In the best of these mad poems, Berry maintains a lighter — or I should say more “sly” — touch. In one poem from 1997, he creates a dystopic world reminiscent of a George Orwell novel. Berry achieves this effect partly by introducing and repeating the phrase “the objective”: “I came to the city that nobody recognized because it looked like every other city. / I saw the passages worn by the unnumbered / footfalls of those whose eyes were fixed upon the objective” (II, 1997).

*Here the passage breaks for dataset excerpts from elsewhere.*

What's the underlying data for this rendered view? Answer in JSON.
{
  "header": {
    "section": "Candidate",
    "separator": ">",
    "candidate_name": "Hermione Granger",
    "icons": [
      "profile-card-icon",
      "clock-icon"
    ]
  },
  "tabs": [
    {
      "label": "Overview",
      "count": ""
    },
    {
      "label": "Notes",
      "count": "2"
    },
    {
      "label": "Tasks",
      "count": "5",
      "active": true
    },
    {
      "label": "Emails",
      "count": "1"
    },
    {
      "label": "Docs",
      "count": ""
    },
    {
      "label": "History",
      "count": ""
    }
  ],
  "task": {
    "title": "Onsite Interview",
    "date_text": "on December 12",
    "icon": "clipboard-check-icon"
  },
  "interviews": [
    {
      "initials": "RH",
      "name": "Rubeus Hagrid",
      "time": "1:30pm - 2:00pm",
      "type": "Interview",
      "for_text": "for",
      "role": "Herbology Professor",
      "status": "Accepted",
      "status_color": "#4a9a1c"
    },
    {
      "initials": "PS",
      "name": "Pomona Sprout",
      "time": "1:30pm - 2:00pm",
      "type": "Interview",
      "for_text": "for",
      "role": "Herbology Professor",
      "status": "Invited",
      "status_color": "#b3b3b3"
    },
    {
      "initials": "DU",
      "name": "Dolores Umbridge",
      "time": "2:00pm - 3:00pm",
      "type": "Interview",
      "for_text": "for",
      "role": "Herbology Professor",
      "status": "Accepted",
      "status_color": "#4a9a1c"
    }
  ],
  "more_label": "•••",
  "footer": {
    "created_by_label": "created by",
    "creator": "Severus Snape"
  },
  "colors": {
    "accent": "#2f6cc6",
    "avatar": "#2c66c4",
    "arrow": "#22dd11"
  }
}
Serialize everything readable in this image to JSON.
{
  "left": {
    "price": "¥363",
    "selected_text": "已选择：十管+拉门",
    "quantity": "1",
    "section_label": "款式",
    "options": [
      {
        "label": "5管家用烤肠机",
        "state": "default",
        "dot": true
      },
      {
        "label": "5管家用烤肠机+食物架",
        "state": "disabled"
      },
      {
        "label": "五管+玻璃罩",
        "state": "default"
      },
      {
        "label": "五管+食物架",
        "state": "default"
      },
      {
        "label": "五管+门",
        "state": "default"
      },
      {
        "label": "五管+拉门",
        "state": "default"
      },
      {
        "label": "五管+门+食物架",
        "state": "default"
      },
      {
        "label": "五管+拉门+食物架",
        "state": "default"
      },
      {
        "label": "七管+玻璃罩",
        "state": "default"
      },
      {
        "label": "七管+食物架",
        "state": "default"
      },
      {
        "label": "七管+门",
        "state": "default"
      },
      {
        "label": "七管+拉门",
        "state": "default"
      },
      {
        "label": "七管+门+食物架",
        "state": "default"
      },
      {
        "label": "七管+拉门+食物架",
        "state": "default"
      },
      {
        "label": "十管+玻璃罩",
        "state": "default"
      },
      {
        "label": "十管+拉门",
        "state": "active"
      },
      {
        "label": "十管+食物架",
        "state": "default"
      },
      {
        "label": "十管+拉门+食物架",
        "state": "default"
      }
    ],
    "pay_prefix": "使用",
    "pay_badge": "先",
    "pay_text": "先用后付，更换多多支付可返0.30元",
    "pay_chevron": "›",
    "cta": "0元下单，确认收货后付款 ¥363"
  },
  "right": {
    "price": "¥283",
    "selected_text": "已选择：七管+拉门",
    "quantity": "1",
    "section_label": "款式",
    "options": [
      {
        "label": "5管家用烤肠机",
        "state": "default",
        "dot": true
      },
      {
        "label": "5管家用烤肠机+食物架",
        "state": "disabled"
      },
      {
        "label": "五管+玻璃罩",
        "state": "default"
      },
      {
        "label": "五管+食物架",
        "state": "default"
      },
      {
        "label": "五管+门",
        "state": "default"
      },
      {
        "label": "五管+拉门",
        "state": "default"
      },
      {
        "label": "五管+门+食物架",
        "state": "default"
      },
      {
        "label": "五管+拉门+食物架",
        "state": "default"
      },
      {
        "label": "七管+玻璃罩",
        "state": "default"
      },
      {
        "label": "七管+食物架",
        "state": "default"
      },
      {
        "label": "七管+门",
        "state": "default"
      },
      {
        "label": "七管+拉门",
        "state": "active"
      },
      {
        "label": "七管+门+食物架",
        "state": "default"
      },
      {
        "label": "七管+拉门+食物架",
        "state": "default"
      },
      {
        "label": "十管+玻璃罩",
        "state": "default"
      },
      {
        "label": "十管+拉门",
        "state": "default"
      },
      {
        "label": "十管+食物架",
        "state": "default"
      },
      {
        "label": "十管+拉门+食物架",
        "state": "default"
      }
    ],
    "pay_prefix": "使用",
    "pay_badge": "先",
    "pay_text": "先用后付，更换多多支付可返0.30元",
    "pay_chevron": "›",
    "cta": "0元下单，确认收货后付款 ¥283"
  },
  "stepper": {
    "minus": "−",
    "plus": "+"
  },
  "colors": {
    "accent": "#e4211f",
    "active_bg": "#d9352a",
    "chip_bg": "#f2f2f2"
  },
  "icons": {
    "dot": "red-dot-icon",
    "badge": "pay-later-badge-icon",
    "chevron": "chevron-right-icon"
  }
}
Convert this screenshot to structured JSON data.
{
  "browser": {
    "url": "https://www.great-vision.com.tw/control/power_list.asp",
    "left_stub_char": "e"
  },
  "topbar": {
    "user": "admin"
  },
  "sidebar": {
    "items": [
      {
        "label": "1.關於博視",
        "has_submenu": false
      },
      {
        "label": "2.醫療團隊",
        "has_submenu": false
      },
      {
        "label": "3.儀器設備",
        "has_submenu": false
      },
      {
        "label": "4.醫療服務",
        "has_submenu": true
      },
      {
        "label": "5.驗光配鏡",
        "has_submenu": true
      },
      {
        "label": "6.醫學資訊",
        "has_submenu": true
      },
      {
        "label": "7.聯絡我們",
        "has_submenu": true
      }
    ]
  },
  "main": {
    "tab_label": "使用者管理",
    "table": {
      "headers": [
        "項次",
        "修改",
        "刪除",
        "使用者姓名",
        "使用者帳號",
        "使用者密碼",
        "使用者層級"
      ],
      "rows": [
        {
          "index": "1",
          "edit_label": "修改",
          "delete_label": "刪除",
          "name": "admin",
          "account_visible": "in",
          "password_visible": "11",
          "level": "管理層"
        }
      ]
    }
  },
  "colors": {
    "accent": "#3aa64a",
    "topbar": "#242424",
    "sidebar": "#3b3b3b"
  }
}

It’s an eerie poem, as unsettling as the words of an Old Testament prophet. And it shows quite clearly that not all of Berry’s Sabbaths were restful.

Overwhelmingly, though, the poems in This Day reveal the life of a person who cares about his relationship to the earth and the human community. Berry wishes to do more than simply praise that world, and he encourages others join him: “let us suppose / that Nature gave the world flowers / and birdsong as language … / what must we say back?  Not / just thanks or praise, but acts / of kindness bespeaking kinship …” (VIII, 2012).

His poems, whether they soothe or jolt, inspire or move to responsible action, aim at keeping “kindness” and “kinship” alive in the world.

That alone makes This Day a book well worth reading, on a Sabbath or any other day of the week.